Il ressort de cette table ronde qu’il est urgent d’agir collectivement, pour construire un avenir commun. Soigner, protéger, sécuriser, préserver est le quotidien des vétérinaires, qui sont capables de s’adapter à l’évolution des territoires et des citoyens, mais qui ne pourront pas agir seuls pour redonner vie aux territoires ruraux.

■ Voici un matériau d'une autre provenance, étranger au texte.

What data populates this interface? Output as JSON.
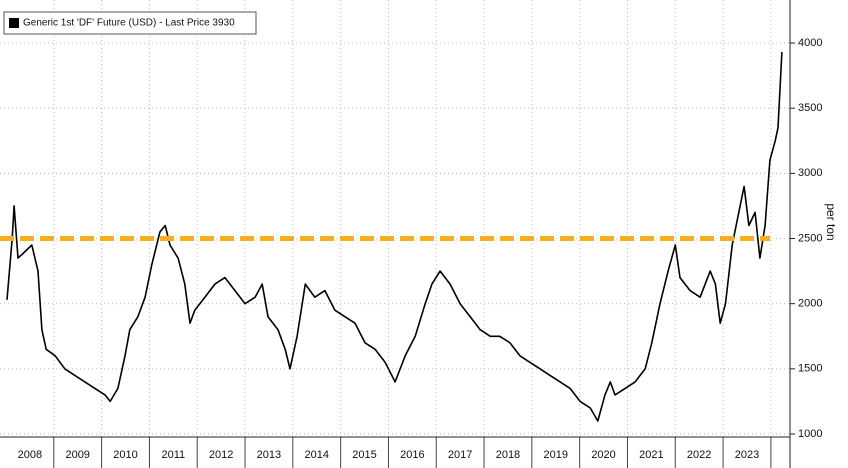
{
  "chart_data": {
    "type": "line",
    "y_label": "per ton",
    "x": [
      2008.02,
      2008.13,
      2008.17,
      2008.25,
      2008.4,
      2008.54,
      2008.67,
      2008.75,
      2008.84,
      2009.03,
      2009.23,
      2009.44,
      2009.65,
      2009.86,
      2010.07,
      2010.18,
      2010.34,
      2010.49,
      2010.59,
      2010.76,
      2010.91,
      2011.05,
      2011.22,
      2011.33,
      2011.43,
      2011.6,
      2011.74,
      2011.85,
      2011.95,
      2012.16,
      2012.37,
      2012.58,
      2012.79,
      2013.0,
      2013.21,
      2013.36,
      2013.48,
      2013.69,
      2013.84,
      2013.94,
      2014.09,
      2014.26,
      2014.46,
      2014.67,
      2014.88,
      2015.09,
      2015.3,
      2015.51,
      2015.72,
      2015.93,
      2016.14,
      2016.35,
      2016.56,
      2016.77,
      2016.91,
      2017.08,
      2017.29,
      2017.5,
      2017.71,
      2017.92,
      2018.13,
      2018.33,
      2018.54,
      2018.75,
      2018.96,
      2019.17,
      2019.38,
      2019.59,
      2019.8,
      2020.01,
      2020.22,
      2020.38,
      2020.53,
      2020.64,
      2020.74,
      2020.95,
      2021.16,
      2021.37,
      2021.51,
      2021.68,
      2021.85,
      2022.0,
      2022.1,
      2022.31,
      2022.52,
      2022.73,
      2022.84,
      2022.94,
      2023.05,
      2023.19,
      2023.33,
      2023.44,
      2023.54,
      2023.67,
      2023.77,
      2023.88,
      2023.98,
      2024.09,
      2024.15,
      2024.23
    ],
    "series": [
      {
        "name": "Generic 1st 'DF' Future (USD) - Last Price 3930",
        "color": "#000000",
        "values": [
          2030,
          2500,
          2750,
          2350,
          2400,
          2450,
          2250,
          1800,
          1650,
          1600,
          1500,
          1450,
          1400,
          1350,
          1300,
          1250,
          1350,
          1600,
          1800,
          1900,
          2050,
          2300,
          2550,
          2600,
          2450,
          2350,
          2150,
          1850,
          1950,
          2050,
          2150,
          2200,
          2100,
          2000,
          2050,
          2150,
          1900,
          1800,
          1650,
          1500,
          1750,
          2150,
          2050,
          2100,
          1950,
          1900,
          1850,
          1700,
          1650,
          1550,
          1400,
          1600,
          1750,
          2000,
          2150,
          2250,
          2150,
          2000,
          1900,
          1800,
          1750,
          1750,
          1700,
          1600,
          1550,
          1500,
          1450,
          1400,
          1350,
          1250,
          1200,
          1100,
          1300,
          1400,
          1300,
          1350,
          1400,
          1500,
          1700,
          2000,
          2250,
          2450,
          2200,
          2100,
          2050,
          2250,
          2150,
          1850,
          2000,
          2450,
          2700,
          2900,
          2600,
          2700,
          2350,
          2600,
          3100,
          3250,
          3350,
          3930
        ]
      }
    ],
    "reference_line": {
      "value": 2500,
      "color": "#f2b01e"
    },
    "xlim": [
      2008,
      2024.4
    ],
    "ylim": [
      977,
      4330
    ],
    "yticks": [
      1000,
      1500,
      2000,
      2500,
      3000,
      3500,
      4000
    ],
    "xticks": [
      {
        "value": 2008.5,
        "label": "2008"
      },
      {
        "value": 2009.5,
        "label": "2009"
      },
      {
        "value": 2010.5,
        "label": "2010"
      },
      {
        "value": 2011.5,
        "label": "2011"
      },
      {
        "value": 2012.5,
        "label": "2012"
      },
      {
        "value": 2013.5,
        "label": "2013"
      },
      {
        "value": 2014.5,
        "label": "2014"
      },
      {
        "value": 2015.5,
        "label": "2015"
      },
      {
        "value": 2016.5,
        "label": "2016"
      },
      {
        "value": 2017.5,
        "label": "2017"
      },
      {
        "value": 2018.5,
        "label": "2018"
      },
      {
        "value": 2019.5,
        "label": "2019"
      },
      {
        "value": 2020.5,
        "label": "2020"
      },
      {
        "value": 2021.5,
        "label": "2021"
      },
      {
        "value": 2022.5,
        "label": "2022"
      },
      {
        "value": 2023.5,
        "label": "2023"
      }
    ],
    "x_separators": [
      2009,
      2010,
      2011,
      2012,
      2013,
      2014,
      2015,
      2016,
      2017,
      2018,
      2019,
      2020,
      2021,
      2022,
      2023,
      2024
    ],
    "grid": true
  }
}
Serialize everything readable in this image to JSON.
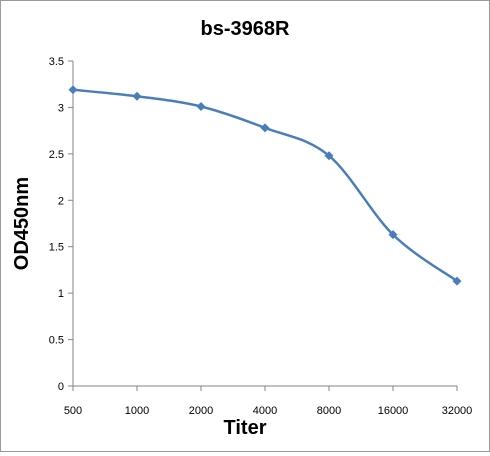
{
  "chart_data": {
    "type": "line",
    "title": "bs-3968R",
    "xlabel": "Titer",
    "ylabel": "OD450nm",
    "categories": [
      "500",
      "1000",
      "2000",
      "4000",
      "8000",
      "16000",
      "32000"
    ],
    "series": [
      {
        "values": [
          3.19,
          3.12,
          3.01,
          2.78,
          2.48,
          1.63,
          1.13
        ],
        "color": "#4a7ebb"
      }
    ],
    "ylim": [
      0,
      3.5
    ],
    "yticks": [
      "0",
      "0.5",
      "1",
      "1.5",
      "2",
      "2.5",
      "3",
      "3.5"
    ],
    "grid": false,
    "legend": "none",
    "marker": "diamond"
  }
}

1. Fédération nationale des syndicats d’exploitants agricoles.

2. Décentralisation, différenciation et déconcentration.

DES ACTEURS INDISPENSABLES AUX TERRITOIRES RURAUX

La présence du vétérinaire est indispensable en zone rurale. Il est un interlocuteur unique, au carrefour des trois santés : animale, humaine et environnementale. Acteur de la santé publique, il est le garant de la sécurité sanitaire des aliments et de la prévention des zoonoses. Sa présence sur le terrain permet de réagir efficacement en cas de crise sanitaire. Il participe à la lutte contre l’antibiorésistance (l’efficacité du plan écoAntibio a d’ailleurs été soulignée lors de la Journée nationale vétérinaire). Les vétérinaires ont un rôle irremplaçable pour le maintien de l’élevage français, et participent à l’attractivité d’un territoire. Ils contribuent aussi à la préservation de l’environnement (protection de la biodiversité, gestion des risques liés aux espèces envahissantes, gestion des résidus de médicaments dans l’environnement, etc.).